De pronto, una idea furtiva se deslizó entre sus neuronas, casi como una lombriz de tierra que aparece un momento y vuelve a desaparecer de inmediato. Aquel número debía de ser la signatura de un libro. Cuatro, pausa, cuatro, cinco, cero, dos, dos, pausa, cuatro… Una signatura, pero… ¿de dónde? ¿Dónde había visto números como éste, cerca de su morada espiritual? Algo estaba a punto de emerger, lo sentía como un zumbido eléctrico.

¡Claro! Ese tipo de numeración era el habitual en la Biblioteca Nacional de España, con sede en la ciudad de Madrid.
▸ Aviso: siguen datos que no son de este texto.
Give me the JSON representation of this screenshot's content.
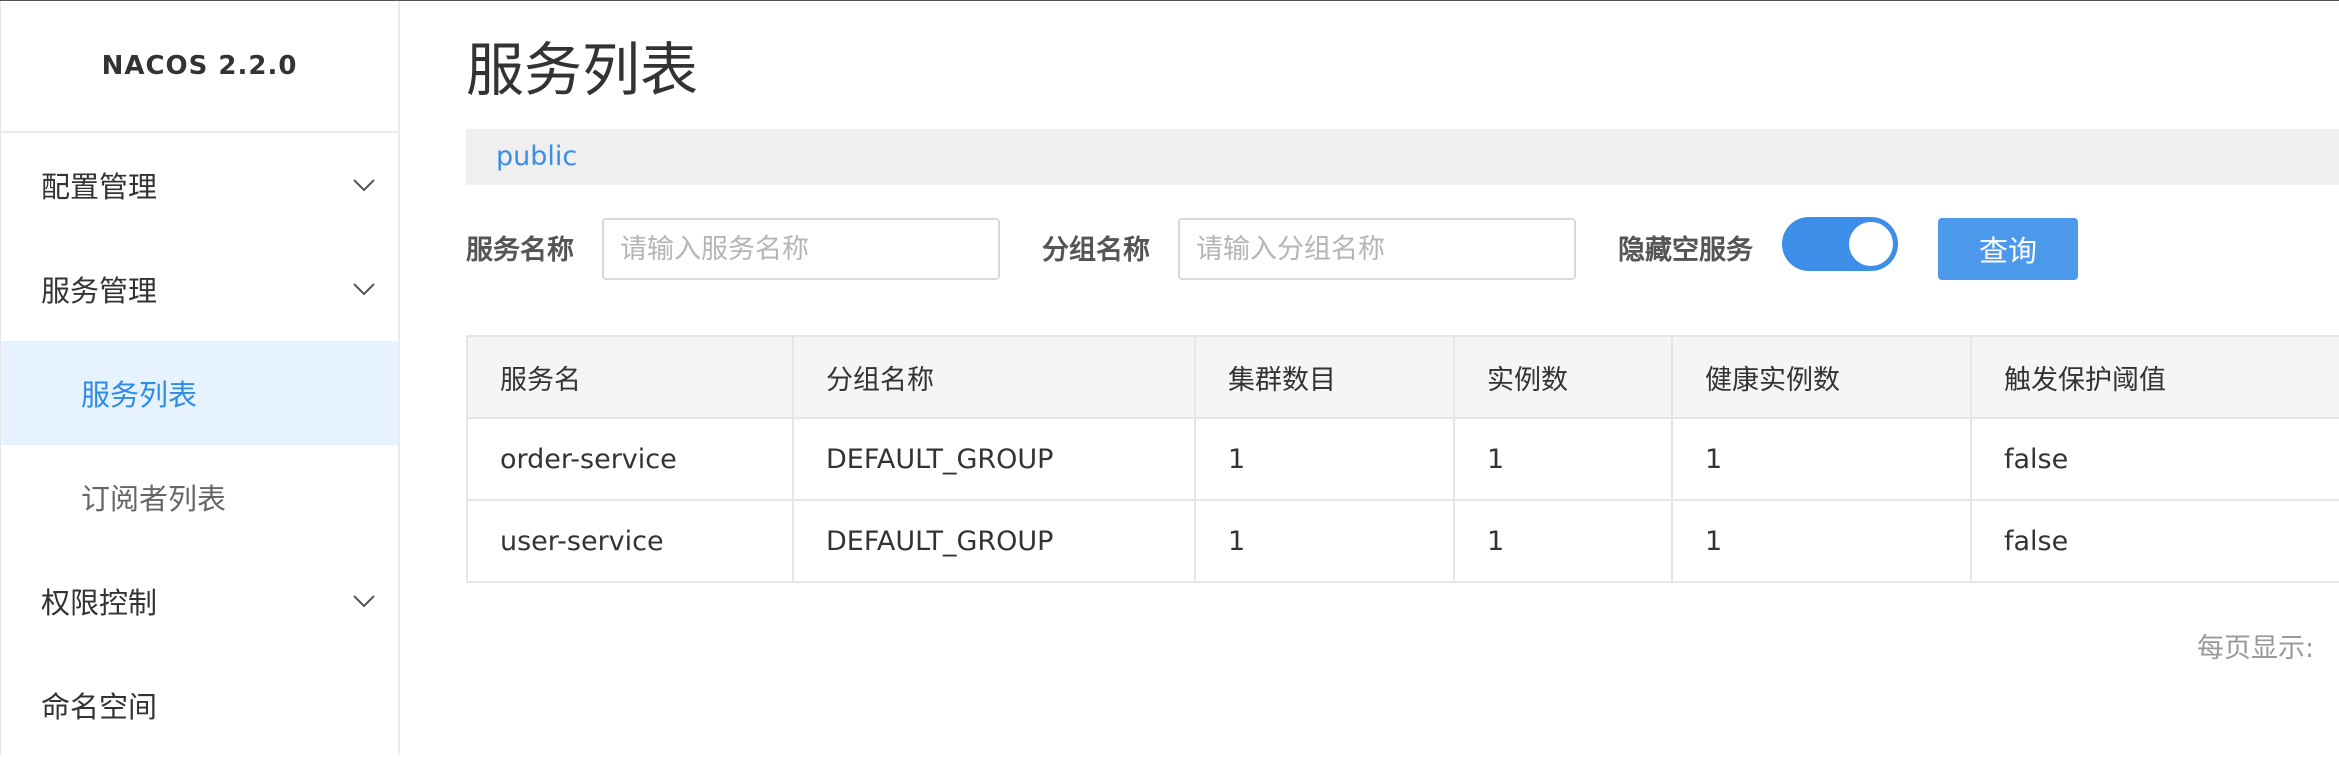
{
  "brand": "NACOS 2.2.0",
  "sidebar": {
    "items": [
      {
        "label": "配置管理"
      },
      {
        "label": "服务管理"
      },
      {
        "label": "服务列表"
      },
      {
        "label": "订阅者列表"
      },
      {
        "label": "权限控制"
      },
      {
        "label": "命名空间"
      }
    ]
  },
  "page": {
    "title": "服务列表",
    "namespace": "public"
  },
  "filters": {
    "service_name_label": "服务名称",
    "service_name_placeholder": "请输入服务名称",
    "group_name_label": "分组名称",
    "group_name_placeholder": "请输入分组名称",
    "hide_empty_label": "隐藏空服务",
    "hide_empty_on": true,
    "query_label": "查询"
  },
  "table": {
    "columns": [
      "服务名",
      "分组名称",
      "集群数目",
      "实例数",
      "健康实例数",
      "触发保护阈值"
    ],
    "rows": [
      [
        "order-service",
        "DEFAULT_GROUP",
        "1",
        "1",
        "1",
        "false"
      ],
      [
        "user-service",
        "DEFAULT_GROUP",
        "1",
        "1",
        "1",
        "false"
      ]
    ]
  },
  "pagination": {
    "per_page_label": "每页显示:"
  },
  "colors": {
    "accent": "#3d8ee8",
    "active_bg": "#e6f2fd"
  }
}
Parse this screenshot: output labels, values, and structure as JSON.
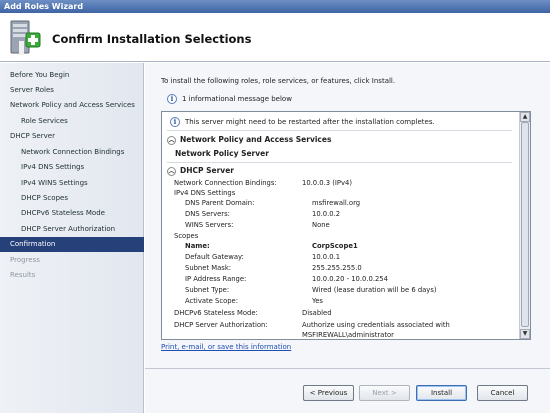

Todo era coherente con lo que dijo la entidad. Madrid estaba cerca de la morada espiritual romana, el Vaticano; en Ávila, provincia que linda con la de Madrid, se hallaba el pueblecito de Horcajo de las Torres, donde la frase «TODO ES INFIERNO» apareció ante los ojos de Cloister por vez primera. Y era un lugar bien conocido para el sacerdote, ya que en el decimonónico edificio de la Biblioteca Nacional de España había pasado muchas horas revisando legajos y manuscritos, códices y documentos de la antigüedad como investigador acreditado. Allí había trabado amistad con el jefe de prensa de la Biblioteca, Cecilio Gracia, un hombre culto y sagaz, de gran corazón y rauda inteligencia. Lo primero que debía hacer era telefonearle para confirmar sus sospechas.